Por Omar Arriaga Garcés
En aquella época del Centro Mexicano de Escritores –que, por cierto, desapareció en el sexenio de Vicente Fox, el presidente populista–, Juan Rulfo y Salvador Elizondo eran asesores. Dicen que Elizondo llegaba y se ponía a regañar a todos, siempre insatisfecho porque nada lo convencía.
Rulfo, por su parte, con cara de perro desvelado, preguntaba si había algo escrito e indefectiblemente, respondieran lo que respondieran, expresaba, “ya me quiero ir”.
Más valía ser un transeúnte que pasara por la calle que un aprendiz de escritor para entablar una conversación con Rulfo, que huía de todo protocolo y prefería platicar con los hombres de su pueblo que con cualquier figura del mundo de la política o de la literatura, comentaban quienes le conocieron.
Y con todo, hubo algunos con los que trabó amistad, como uno de sus propios discípulos, que un día que llegó temprano al recinto, entrando en la oficina sin llamar, se encontró con que el autor de Pedro Páramo dormía en el suelo. Sin duda, piensan todavía los amigos más cercanos de ese alumno suyo, trabó relación con él para que no contara que lo había hallado en posición tan poco recomendable.

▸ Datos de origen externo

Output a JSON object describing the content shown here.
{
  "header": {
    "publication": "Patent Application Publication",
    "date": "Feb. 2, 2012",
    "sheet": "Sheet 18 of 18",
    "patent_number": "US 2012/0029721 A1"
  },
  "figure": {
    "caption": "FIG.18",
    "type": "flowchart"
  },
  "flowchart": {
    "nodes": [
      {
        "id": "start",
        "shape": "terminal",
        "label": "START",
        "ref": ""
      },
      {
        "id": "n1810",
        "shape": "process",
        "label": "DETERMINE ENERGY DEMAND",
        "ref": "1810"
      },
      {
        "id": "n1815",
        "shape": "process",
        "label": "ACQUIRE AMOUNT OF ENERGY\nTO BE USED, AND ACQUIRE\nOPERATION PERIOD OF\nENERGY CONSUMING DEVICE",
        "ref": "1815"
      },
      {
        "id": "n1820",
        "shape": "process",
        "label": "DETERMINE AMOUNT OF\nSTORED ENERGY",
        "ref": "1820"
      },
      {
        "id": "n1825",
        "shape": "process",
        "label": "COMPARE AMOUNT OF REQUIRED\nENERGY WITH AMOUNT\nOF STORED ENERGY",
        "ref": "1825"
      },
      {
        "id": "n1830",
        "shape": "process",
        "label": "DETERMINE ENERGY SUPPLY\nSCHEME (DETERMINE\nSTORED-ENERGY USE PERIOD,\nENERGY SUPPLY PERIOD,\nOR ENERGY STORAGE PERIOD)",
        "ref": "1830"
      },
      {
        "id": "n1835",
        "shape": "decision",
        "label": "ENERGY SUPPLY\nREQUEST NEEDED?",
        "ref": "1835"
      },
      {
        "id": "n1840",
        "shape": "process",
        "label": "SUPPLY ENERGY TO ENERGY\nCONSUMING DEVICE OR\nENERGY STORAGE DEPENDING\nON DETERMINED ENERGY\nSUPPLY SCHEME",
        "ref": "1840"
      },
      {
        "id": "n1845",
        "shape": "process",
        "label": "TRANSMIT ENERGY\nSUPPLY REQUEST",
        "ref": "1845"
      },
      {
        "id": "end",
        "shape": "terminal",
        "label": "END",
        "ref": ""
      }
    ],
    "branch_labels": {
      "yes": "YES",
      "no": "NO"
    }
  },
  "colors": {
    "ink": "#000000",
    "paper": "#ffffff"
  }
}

Aquí, quiero acotar que no espero que mis palabras se malinterpreten: Rulfo era una persona respetable, pero le habría dado pena que alguien supiese que a veces se quedaba a dormir en la oficina del centro, porque le molestaba tener que regresar hasta su apartamento para dormir y volverse a levantar temprano por la mañana, e ir de nuevo al recinto.
Esa historia la contaba ese discípulo suyo, que ahora tiene 70 años y es mi maestro. Entre otras cosas, refirió el otro día cuando nos quedamos solos en el café de la Condesa que los zapatos que traía puestos los había hallado un día muy temprano al llegar al Centro Mexicano de Escritores, siendo ya él uno de los asesores de los autores más jóvenes. Rulfo había muerto unas semanas antes y, por alguna razón que Evaristo no acertaba a comprender, nadie se había percatado de que sus mocasines yacían debajo del escritorio. Ahí debieron permanecer algunos días hasta que mi maestro los encontró.
Me señaló con el dedo hacia ellos y me dijo que eran de muy buena calidad, luego me explicó que durante años los había guardado y que durante las mismas tres semanas desde la fecha en que el jalisciense murió, cada año, hasta el momento en que halló sus zapatos debajo del escritorio, solía calzárselos y salir a la calle, a veces visitando los mismos lugares que aquél solía visitar, para sentir que aún recorría la ciudad con sus pasos cortos.
Eso me dijo, pero como yo era el único que quedaba en ese momento, no sé si estaba ensayando alguna clase de experimento literario conmigo, para verificar cuánto tardaba yo en contar la historia, o si de verdad habría sido un hecho verídico que me compartió por contárselo a alguien, porque ya era necesario narrarlo.
Así haya sido una mentira, las palabras de Evaristo me han dictado lo que debo hacer cuando él mismo ya no esté entre nosotros; claro, si es que no me voy yo primero que él. La otra tarde, cuando invitó a los del taller de creación a su casa, me fijé dónde guardaba sus zapatos. Si su esposa o su hija no me lo impiden, voy a ir por los mocasines –no los de Rulfo, que para entonces estarán ya muy desgastados, de hecho, ya lo están, sino por los suyos–.
Es un honor guardar los zapatos del mejor escritor que las letras mexicanas han dado, y sentir aunque sea por unos días que es el propio autor y no uno mismo el que recorre las calles que éste caminó en vida. Por ahora, lo que resulta irónico es que el Centro Fox quiera rendirle un homenaje a mi maestro y que éste, a diferencia de Rulfo, no vaya a responder que no. Serán algunos, quizá ni siquiera los del taller, los que entiendan que ésa será la forma que tomará su venganza.